这句话戳中了她们心里存在已久的不满情绪。
凤思思把账本翻到每个月分钱的地方。
“我拿的钱,哪一笔没有出处?”
“我拿的钱,哪一笔没有出处?”
“新的歌曲排练的时候,我总是第一个到达。”
“赴宴出了问题,我就站在最前面。”
“你们只看到了我分钱,没有看到我做事。”
周碧桃冷笑道:“你和陈公子住在一起,自然会为他说话。”
凤思思被她气的抬手就要打人。
陈远拉住她的手,把她拉到身后。
“不要和愚蠢的人争论。”
他把三份字据放到苏兆礼面前。
“周碧桃、蒋玉梅、何香以及搜出银票但是不肯说明出处的人,都调去做杂役。”
“洗衣、烧水、刷夜壶,哪里需要人就送到哪里。”
几名女子顿时围了过来。
“凭什么?”
“主唱还没选,我们也没改词!”
“凤思思陪你睡过,你便偏袒她。我们去你房里,你连门都不让进,这算哪门子公平?”
陈远看了她们一眼,转身便走。
“苏大人,你跟她们解释,我的时间没那么便宜。”
周碧桃挣开账房的阻拦。
“陈远,你仗着管西院就能随便处置人?我们要去礼部告你!”
苏兆礼挡在她面前,把那张歌词举了起来。
“安国侯府的加冠礼,六部官员至少去三十人。”
“你们当众把‘莫忘君恩’改成‘莫问君恩’,再让人去御史台告状,便等于承认教坊司对陛下心怀怨。”
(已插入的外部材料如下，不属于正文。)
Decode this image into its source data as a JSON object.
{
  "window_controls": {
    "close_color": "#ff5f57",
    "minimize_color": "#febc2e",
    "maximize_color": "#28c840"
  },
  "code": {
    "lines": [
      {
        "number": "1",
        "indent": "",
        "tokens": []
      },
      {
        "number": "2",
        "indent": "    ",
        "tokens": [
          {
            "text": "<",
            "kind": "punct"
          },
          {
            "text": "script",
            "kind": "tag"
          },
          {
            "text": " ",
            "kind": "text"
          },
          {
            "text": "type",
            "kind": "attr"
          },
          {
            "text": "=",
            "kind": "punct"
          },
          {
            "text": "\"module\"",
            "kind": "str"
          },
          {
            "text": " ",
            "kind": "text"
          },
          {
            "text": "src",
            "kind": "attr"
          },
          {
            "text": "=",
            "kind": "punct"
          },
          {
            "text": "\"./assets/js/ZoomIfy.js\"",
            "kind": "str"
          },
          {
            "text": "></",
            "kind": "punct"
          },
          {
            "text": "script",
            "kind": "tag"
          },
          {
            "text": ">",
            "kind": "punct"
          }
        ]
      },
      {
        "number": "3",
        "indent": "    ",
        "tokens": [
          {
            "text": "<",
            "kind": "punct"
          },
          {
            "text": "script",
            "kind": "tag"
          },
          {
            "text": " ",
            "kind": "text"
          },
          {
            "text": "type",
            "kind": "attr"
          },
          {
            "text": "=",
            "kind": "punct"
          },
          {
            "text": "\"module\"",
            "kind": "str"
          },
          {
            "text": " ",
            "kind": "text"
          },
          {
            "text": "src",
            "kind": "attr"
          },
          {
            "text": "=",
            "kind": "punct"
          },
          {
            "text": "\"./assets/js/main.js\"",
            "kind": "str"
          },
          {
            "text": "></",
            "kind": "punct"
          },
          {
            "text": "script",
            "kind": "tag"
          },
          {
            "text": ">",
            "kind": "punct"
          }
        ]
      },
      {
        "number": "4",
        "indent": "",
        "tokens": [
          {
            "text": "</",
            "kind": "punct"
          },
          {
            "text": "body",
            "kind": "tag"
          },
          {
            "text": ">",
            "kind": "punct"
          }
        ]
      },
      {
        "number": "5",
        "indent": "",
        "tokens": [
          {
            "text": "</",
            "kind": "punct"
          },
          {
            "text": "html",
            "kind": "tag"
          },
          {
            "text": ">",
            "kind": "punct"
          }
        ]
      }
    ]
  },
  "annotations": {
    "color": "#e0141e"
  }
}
“到时候查出来,你们收了钱,谁会信你们只想挣银子?”
周碧桃脸上的愤怒僵住。
苏兆礼盯着几人,继续道:“讥讽君王,轻则流放,重则按谋逆论处。”
“教坊司全是罪籍,御史台若说我们借歌舞串联罪臣家眷,西院有一个算一个,全要拉去问斩。”
“你们收银子的时候,就没想过有没有那个命去花吗?”
蒋玉梅扶住床架,腿上已经没了力气。
何香松开冬衣,里面剩下的银票落了一地。
“苏大人,我们不知道会这么严重。”
“银子我们不要了。”
“求您再给一次机会,我们以后再也不敢了!”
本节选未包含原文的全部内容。